When a single sheet S is fed, a load is not nearly applied from the sheet S to the guide surface of the nip guide member 62. Therefore, the nip guide member 62 abuts on the stopper 63 without rotation as illustrated in FIG. 19A.
However, the number of sheets S fed by the pickup roller 130 is not limited to one. A plurality of sheets S may be fed from the sheet cassette 133 as a bundle. In this case, a significant load is applied to the nip guide member 62 from a bundle of sheets S. As a result, as illustrated in FIG. 19B, the nip guide member 62 rotates with the rotation shaft 62b as a supporting point to recede from the feed roller 131 (the arrow direction “d”). It is noted that a significant load is also applied to the nip guide member 62 if a sheet such as a thick sheet having high rigidity is fed even when a single sheet S is fed from the pickup roller 130.
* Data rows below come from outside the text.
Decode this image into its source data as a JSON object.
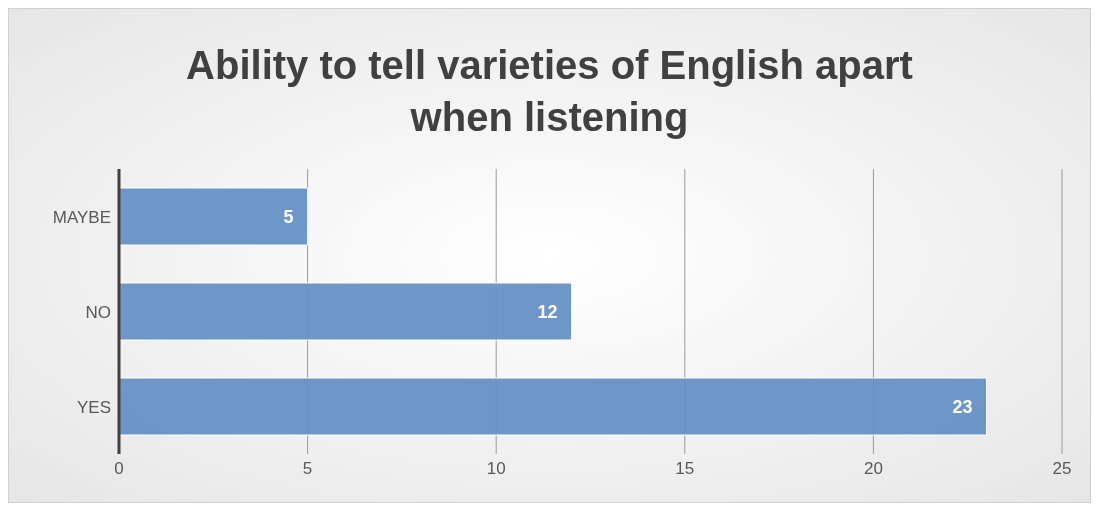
{
  "chart_data": {
    "type": "bar",
    "orientation": "horizontal",
    "title": "Ability to tell varieties of English apart when listening",
    "categories": [
      "MAYBE",
      "NO",
      "YES"
    ],
    "values": [
      5,
      12,
      23
    ],
    "color": "#6790c6",
    "xlim": [
      0,
      25
    ],
    "xticks": [
      0,
      5,
      10,
      15,
      20,
      25
    ],
    "grid": "x",
    "data_labels": true
  }
}
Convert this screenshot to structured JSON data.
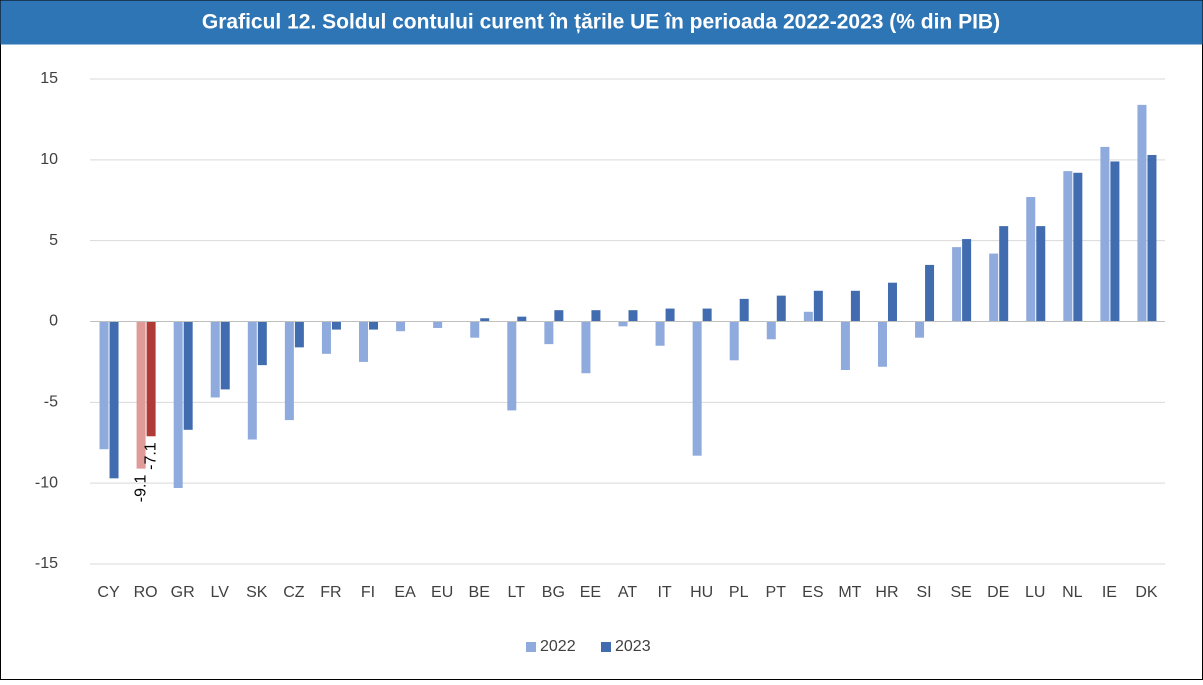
{
  "chart_data": {
    "type": "bar",
    "title": "Graficul 12. Soldul contului curent în țările UE în perioada 2022-2023 (% din PIB)",
    "categories": [
      "CY",
      "RO",
      "GR",
      "LV",
      "SK",
      "CZ",
      "FR",
      "FI",
      "EA",
      "EU",
      "BE",
      "LT",
      "BG",
      "EE",
      "AT",
      "IT",
      "HU",
      "PL",
      "PT",
      "ES",
      "MT",
      "HR",
      "SI",
      "SE",
      "DE",
      "LU",
      "NL",
      "IE",
      "DK"
    ],
    "series": [
      {
        "name": "2022",
        "color": "#8faadc",
        "highlight_color": "#e09a98",
        "values": [
          -7.9,
          -9.1,
          -10.3,
          -4.7,
          -7.3,
          -6.1,
          -2.0,
          -2.5,
          -0.6,
          -0.4,
          -1.0,
          -5.5,
          -1.4,
          -3.2,
          -0.3,
          -1.5,
          -8.3,
          -2.4,
          -1.1,
          0.6,
          -3.0,
          -2.8,
          -1.0,
          4.6,
          4.2,
          7.7,
          9.3,
          10.8,
          13.4
        ]
      },
      {
        "name": "2023",
        "color": "#416db0",
        "highlight_color": "#b03a36",
        "values": [
          -9.7,
          -7.1,
          -6.7,
          -4.2,
          -2.7,
          -1.6,
          -0.5,
          -0.5,
          null,
          null,
          0.2,
          0.3,
          0.7,
          0.7,
          0.7,
          0.8,
          0.8,
          1.4,
          1.6,
          1.9,
          1.9,
          2.4,
          3.5,
          5.1,
          5.9,
          5.9,
          9.2,
          9.9,
          10.3
        ]
      }
    ],
    "highlight_category": "RO",
    "ylim": [
      -15,
      15
    ],
    "yticks": [
      -15,
      -10,
      -5,
      0,
      5,
      10,
      15
    ],
    "grid": true,
    "legend": "bottom"
  }
}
As the nip guide member 62 rotates in the arrow direction d, an angle θ between the nip guide member 62 and the sheet bundle increases. Therefore, a bundle of sheets S is loosened and guided to the separation nip portion N. It is noted that the sheet separated in the separation nip portion N is fed to a pair of conveying rollers 136 and is conveyed to an image forming portion.
As described above, in the related art, an angle θ between the nip guide member 62 and the sheet S changes depending on whether a single sheet is fed or a bundle of sheets is fed. In addition, if a sheet S having high rigidity such as a thick sheet is fed even when a single sheet S is fed, the angle θ between the nip guide member 62 and the sheet bundle changes. In this manner, as the angle θ changes depending on the number of sheets or stiffness of the sheet, conveyance resistance of the nip guide member 62 for a sheet S also changes.
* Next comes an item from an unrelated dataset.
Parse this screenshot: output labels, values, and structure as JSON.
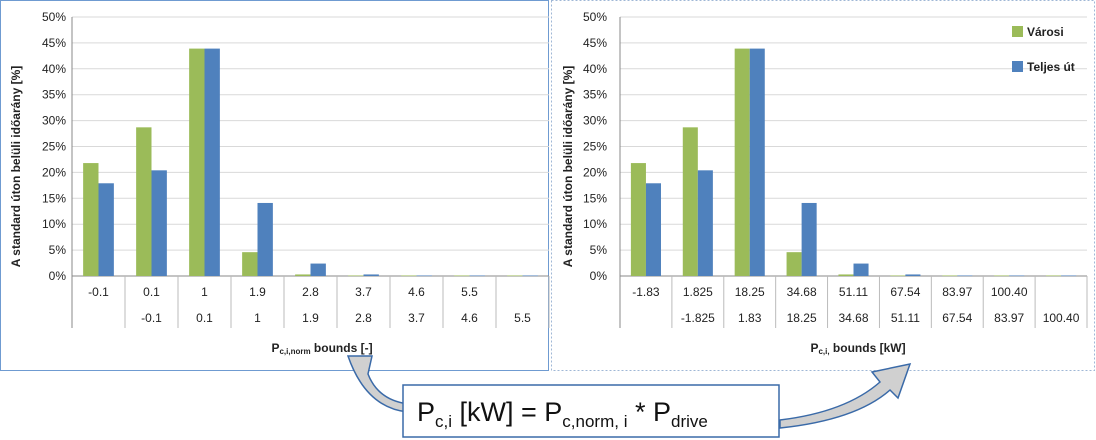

For example, in the case of a thick sheet having high rigidity or a sheet S having a rough cutting surface, as the conveyance resistance of the nip guide member 62 increases, a sheet leading-end may be trapped in the nip guide member 62 and fail to advance to the downstream side to generate a delay. Recently, there is a high speed tendency in printers. Therefore, if there is a delay in conveyance of a sheet S in a sheet feeding apparatus of a high-speed printer, a jam may occur due to a conveyance delay (a sheet may fail to reach a predetermined location within a predetermined time).
In the technique of the related art, when a bundle of sheets S or a sheet having high rigidity is fed, the nip guide member 62 is retracted, and an abutment point of the sheet leading-end on the circumferential surface of the retard roller 132 changes.
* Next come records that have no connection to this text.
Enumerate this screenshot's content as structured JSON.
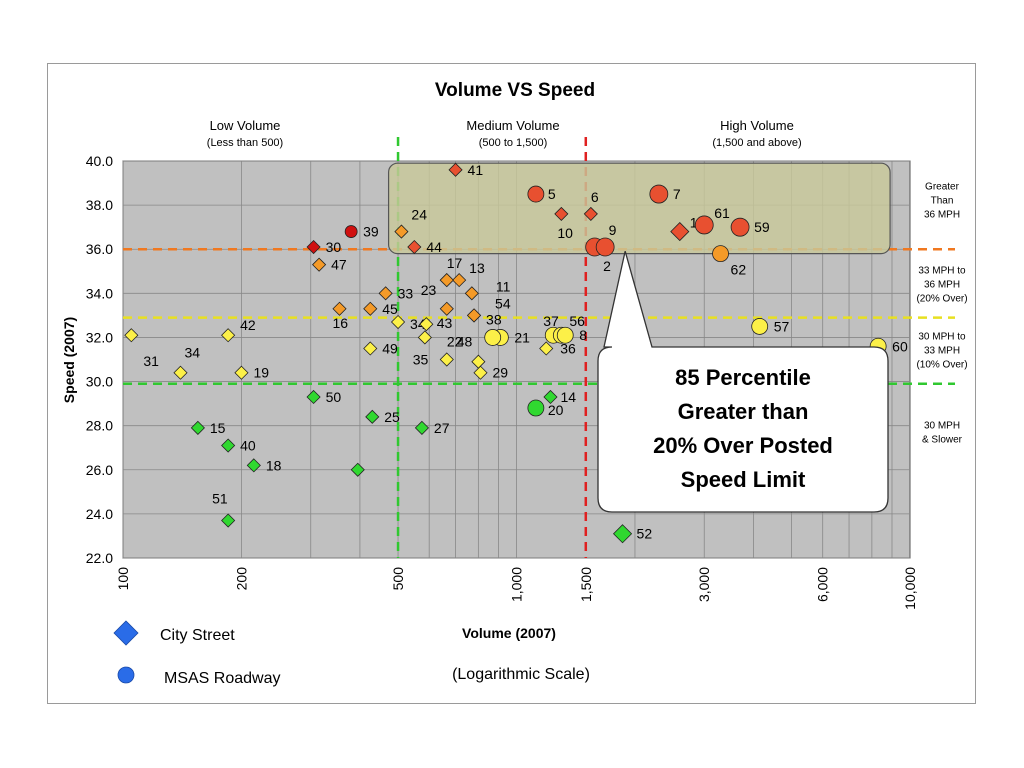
{
  "chart_data": {
    "type": "scatter",
    "title": "Volume VS Speed",
    "xlabel": "Volume (2007)",
    "xlabel_note": "(Logarithmic Scale)",
    "ylabel": "Speed (2007)",
    "x_scale": "log",
    "xlim": [
      100,
      10000
    ],
    "ylim": [
      22,
      40
    ],
    "grid": true,
    "x_ticks": [
      {
        "v": 100,
        "label": "100"
      },
      {
        "v": 200,
        "label": "200"
      },
      {
        "v": 500,
        "label": "500"
      },
      {
        "v": 1000,
        "label": "1,000"
      },
      {
        "v": 1500,
        "label": "1,500"
      },
      {
        "v": 3000,
        "label": "3,000"
      },
      {
        "v": 6000,
        "label": "6,000"
      },
      {
        "v": 10000,
        "label": "10,000"
      }
    ],
    "y_ticks": [
      {
        "v": 40,
        "label": "40.0"
      },
      {
        "v": 38,
        "label": "38.0"
      },
      {
        "v": 36,
        "label": "36.0"
      },
      {
        "v": 34,
        "label": "34.0"
      },
      {
        "v": 32,
        "label": "32.0"
      },
      {
        "v": 30,
        "label": "30.0"
      },
      {
        "v": 28,
        "label": "28.0"
      },
      {
        "v": 26,
        "label": "26.0"
      },
      {
        "v": 24,
        "label": "24.0"
      },
      {
        "v": 22,
        "label": "22.0"
      }
    ],
    "volume_regions": [
      {
        "name": "Low Volume",
        "range": "(Less than 500)",
        "x": 245
      },
      {
        "name": "Medium Volume",
        "range": "(500 to 1,500)",
        "x": 513
      },
      {
        "name": "High Volume",
        "range": "(1,500 and above)",
        "x": 757
      }
    ],
    "threshold_lines": [
      {
        "axis": "y",
        "value": 36,
        "color": "#f07820"
      },
      {
        "axis": "y",
        "value": 32.9,
        "color": "#e8e020"
      },
      {
        "axis": "y",
        "value": 29.9,
        "color": "#30c830"
      },
      {
        "axis": "x",
        "value": 500,
        "color": "#30c830"
      },
      {
        "axis": "x",
        "value": 1500,
        "color": "#e02020"
      }
    ],
    "speed_bands": [
      {
        "lines": [
          "Greater",
          "Than",
          "36 MPH"
        ],
        "y": 38.2
      },
      {
        "lines": [
          "33 MPH to",
          "36 MPH",
          "(20% Over)"
        ],
        "y": 34.4
      },
      {
        "lines": [
          "30 MPH to",
          "33 MPH",
          "(10% Over)"
        ],
        "y": 31.4
      },
      {
        "lines": [
          "30 MPH",
          "& Slower"
        ],
        "y": 27.7
      }
    ],
    "colors": {
      "red": "#e85030",
      "dark_red": "#d01010",
      "orange": "#f49a28",
      "yellow": "#fcf048",
      "green": "#30d830",
      "plot_bg": "#c0c0c0",
      "highlight": "#c8c89a",
      "legend": "#2a6ce8"
    },
    "points": [
      {
        "id": "41",
        "x": 700,
        "y": 39.6,
        "shape": "diamond",
        "c": "red",
        "dx": 12,
        "dy": 0
      },
      {
        "id": "5",
        "x": 1120,
        "y": 38.5,
        "shape": "circle",
        "c": "red",
        "dx": 12,
        "dy": 0
      },
      {
        "id": "6",
        "x": 1545,
        "y": 37.6,
        "shape": "diamond",
        "c": "red",
        "dx": 0,
        "dy": -17
      },
      {
        "id": "7",
        "x": 2300,
        "y": 38.5,
        "shape": "circle-lg",
        "c": "red",
        "dx": 14,
        "dy": 0
      },
      {
        "id": "10",
        "x": 1300,
        "y": 37.6,
        "shape": "diamond",
        "c": "red",
        "dx": -4,
        "dy": 19
      },
      {
        "id": "24",
        "x": 510,
        "y": 36.8,
        "shape": "diamond",
        "c": "orange",
        "dx": 10,
        "dy": -17
      },
      {
        "id": "44",
        "x": 550,
        "y": 36.1,
        "shape": "diamond",
        "c": "red",
        "dx": 12,
        "dy": 0
      },
      {
        "id": "39",
        "x": 380,
        "y": 36.8,
        "shape": "circle-sm",
        "c": "dark_red",
        "dx": 12,
        "dy": 0
      },
      {
        "id": "30",
        "x": 305,
        "y": 36.1,
        "shape": "diamond",
        "c": "dark_red",
        "dx": 12,
        "dy": 0
      },
      {
        "id": "47",
        "x": 315,
        "y": 35.3,
        "shape": "diamond",
        "c": "orange",
        "dx": 12,
        "dy": 0
      },
      {
        "id": "9",
        "x": 1580,
        "y": 36.1,
        "shape": "circle-lg",
        "c": "red",
        "dx": 14,
        "dy": -17
      },
      {
        "id": "2",
        "x": 1680,
        "y": 36.1,
        "shape": "circle-lg",
        "c": "red",
        "dx": -2,
        "dy": 19
      },
      {
        "id": "1",
        "x": 2600,
        "y": 36.8,
        "shape": "diamond-lg",
        "c": "red",
        "dx": 10,
        "dy": -9
      },
      {
        "id": "61",
        "x": 3000,
        "y": 37.1,
        "shape": "circle-lg",
        "c": "red",
        "dx": 10,
        "dy": -12
      },
      {
        "id": "59",
        "x": 3700,
        "y": 37.0,
        "shape": "circle-lg",
        "c": "red",
        "dx": 14,
        "dy": 0
      },
      {
        "id": "62",
        "x": 3300,
        "y": 35.8,
        "shape": "circle",
        "c": "orange",
        "dx": 10,
        "dy": 16
      },
      {
        "id": "17",
        "x": 665,
        "y": 34.6,
        "shape": "diamond",
        "c": "orange",
        "dx": 0,
        "dy": -17
      },
      {
        "id": "13",
        "x": 715,
        "y": 34.6,
        "shape": "diamond",
        "c": "orange",
        "dx": 10,
        "dy": -12
      },
      {
        "id": "23",
        "x": 665,
        "y": 34.6,
        "shape": "diamond",
        "c": "orange",
        "dx": -26,
        "dy": 10
      },
      {
        "id": "33",
        "x": 465,
        "y": 34.0,
        "shape": "diamond",
        "c": "orange",
        "dx": 12,
        "dy": 0
      },
      {
        "id": "11",
        "x": 770,
        "y": 34.0,
        "shape": "diamond",
        "c": "orange",
        "dx": 24,
        "dy": -7
      },
      {
        "id": "45",
        "x": 425,
        "y": 33.3,
        "shape": "diamond",
        "c": "orange",
        "dx": 12,
        "dy": 0
      },
      {
        "id": "16",
        "x": 355,
        "y": 33.3,
        "shape": "diamond",
        "c": "orange",
        "dx": -7,
        "dy": 14
      },
      {
        "id": "43",
        "x": 665,
        "y": 33.3,
        "shape": "diamond",
        "c": "orange",
        "dx": -10,
        "dy": 14
      },
      {
        "id": "54",
        "x": 780,
        "y": 33.0,
        "shape": "diamond",
        "c": "orange",
        "dx": 21,
        "dy": -12
      },
      {
        "id": "38",
        "x": 780,
        "y": 33.0,
        "shape": "diamond",
        "c": "orange",
        "dx": 12,
        "dy": 4
      },
      {
        "id": "34a",
        "label": "34",
        "x": 500,
        "y": 32.7,
        "shape": "diamond",
        "c": "yellow",
        "dx": 12,
        "dy": 2
      },
      {
        "id": "32",
        "x": 590,
        "y": 32.6,
        "shape": "diamond",
        "c": "yellow",
        "dx": 0,
        "dy": 0,
        "hide_label": true
      },
      {
        "id": "37",
        "x": 1240,
        "y": 32.1,
        "shape": "circle",
        "c": "yellow",
        "dx": -10,
        "dy": -14
      },
      {
        "id": "56",
        "x": 1300,
        "y": 32.1,
        "shape": "circle",
        "c": "yellow",
        "dx": 8,
        "dy": -14
      },
      {
        "id": "8",
        "x": 1330,
        "y": 32.1,
        "shape": "circle",
        "c": "yellow",
        "dx": 14,
        "dy": 0
      },
      {
        "id": "21",
        "x": 910,
        "y": 32.0,
        "shape": "circle",
        "c": "yellow",
        "dx": 14,
        "dy": 0
      },
      {
        "id": "48",
        "x": 870,
        "y": 32.0,
        "shape": "circle",
        "c": "yellow",
        "dx": -36,
        "dy": 4
      },
      {
        "id": "22",
        "x": 585,
        "y": 32.0,
        "shape": "diamond",
        "c": "yellow",
        "dx": 22,
        "dy": 4
      },
      {
        "id": "36",
        "x": 1190,
        "y": 31.5,
        "shape": "diamond",
        "c": "yellow",
        "dx": 14,
        "dy": 0
      },
      {
        "id": "31",
        "x": 105,
        "y": 32.1,
        "shape": "diamond",
        "c": "yellow",
        "dx": 12,
        "dy": 26
      },
      {
        "id": "42",
        "x": 185,
        "y": 32.1,
        "shape": "diamond",
        "c": "yellow",
        "dx": 12,
        "dy": -10
      },
      {
        "id": "34",
        "x": 140,
        "y": 30.4,
        "shape": "diamond",
        "c": "yellow",
        "dx": 4,
        "dy": -20
      },
      {
        "id": "19",
        "x": 200,
        "y": 30.4,
        "shape": "diamond",
        "c": "yellow",
        "dx": 12,
        "dy": 0
      },
      {
        "id": "49",
        "x": 425,
        "y": 31.5,
        "shape": "diamond",
        "c": "yellow",
        "dx": 12,
        "dy": 0
      },
      {
        "id": "35",
        "x": 665,
        "y": 31.0,
        "shape": "diamond",
        "c": "yellow",
        "dx": -34,
        "dy": 0
      },
      {
        "id": "29",
        "x": 810,
        "y": 30.4,
        "shape": "diamond",
        "c": "yellow",
        "dx": 12,
        "dy": 0
      },
      {
        "id": "28",
        "x": 800,
        "y": 30.9,
        "shape": "diamond",
        "c": "yellow",
        "dx": 0,
        "dy": 0,
        "hide_label": true
      },
      {
        "id": "57",
        "x": 4150,
        "y": 32.5,
        "shape": "circle",
        "c": "yellow",
        "dx": 14,
        "dy": 0
      },
      {
        "id": "60",
        "x": 8300,
        "y": 31.6,
        "shape": "circle",
        "c": "yellow",
        "dx": 14,
        "dy": 0
      },
      {
        "id": "50",
        "x": 305,
        "y": 29.3,
        "shape": "diamond",
        "c": "green",
        "dx": 12,
        "dy": 0
      },
      {
        "id": "14",
        "x": 1220,
        "y": 29.3,
        "shape": "diamond",
        "c": "green",
        "dx": 10,
        "dy": 0
      },
      {
        "id": "20",
        "x": 1120,
        "y": 28.8,
        "shape": "circle",
        "c": "green",
        "dx": 12,
        "dy": 2
      },
      {
        "id": "25",
        "x": 430,
        "y": 28.4,
        "shape": "diamond",
        "c": "green",
        "dx": 12,
        "dy": 0
      },
      {
        "id": "27",
        "x": 575,
        "y": 27.9,
        "shape": "diamond",
        "c": "green",
        "dx": 12,
        "dy": 0
      },
      {
        "id": "15",
        "x": 155,
        "y": 27.9,
        "shape": "diamond",
        "c": "green",
        "dx": 12,
        "dy": 0
      },
      {
        "id": "40",
        "x": 185,
        "y": 27.1,
        "shape": "diamond",
        "c": "green",
        "dx": 12,
        "dy": 0
      },
      {
        "id": "18",
        "x": 215,
        "y": 26.2,
        "shape": "diamond",
        "c": "green",
        "dx": 12,
        "dy": 0
      },
      {
        "id": "26",
        "x": 395,
        "y": 26.0,
        "shape": "diamond",
        "c": "green",
        "dx": 0,
        "dy": 0,
        "hide_label": true
      },
      {
        "id": "51",
        "x": 185,
        "y": 23.7,
        "shape": "diamond",
        "c": "green",
        "dx": -16,
        "dy": -22
      },
      {
        "id": "52",
        "x": 1860,
        "y": 23.1,
        "shape": "diamond-lg",
        "c": "green",
        "dx": 14,
        "dy": 0
      }
    ],
    "highlight_box": {
      "x0": 490,
      "x1": 8900,
      "y0": 35.8,
      "y1": 39.9
    },
    "callout": {
      "lines": [
        "85 Percentile",
        "Greater than",
        "20% Over Posted",
        "Speed Limit"
      ],
      "pointer_x": 1740,
      "pointer_y": 36.0
    },
    "legend": [
      {
        "shape": "diamond",
        "label": "City Street"
      },
      {
        "shape": "circle",
        "label": "MSAS Roadway"
      }
    ]
  }
}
In particular, responding to a miniaturization tendency in recent printers, a diameter of the retard roller tends to decreases. In this case, when the abutment point of a sheet leading-end on the retard roller changes, an abutment angle between the sheet leading-end and the circumferential surface of the retard roller (an acute angle between a tangential line at the abutment point of the sheet leading-end on the retard roller and the sheet) abruptly increases. A circumferential surface of the retard roller has a high frictional coefficient. Therefore, if a sheet leading-end bumps into the retard roller with a large abutment angle, the sheet leading-end may be significantly damaged, or a jam may occur as the sheet leading-end fails to enter the separation nip portion N.
The present invention provides a sheet feeding apparatus and an image forming apparatus capable of reliably separating and feeding sheets one by one to a downstream side without a delay and damage to the sheet in order to respond to a high speed, miniaturization, and applicability to various media of a printer.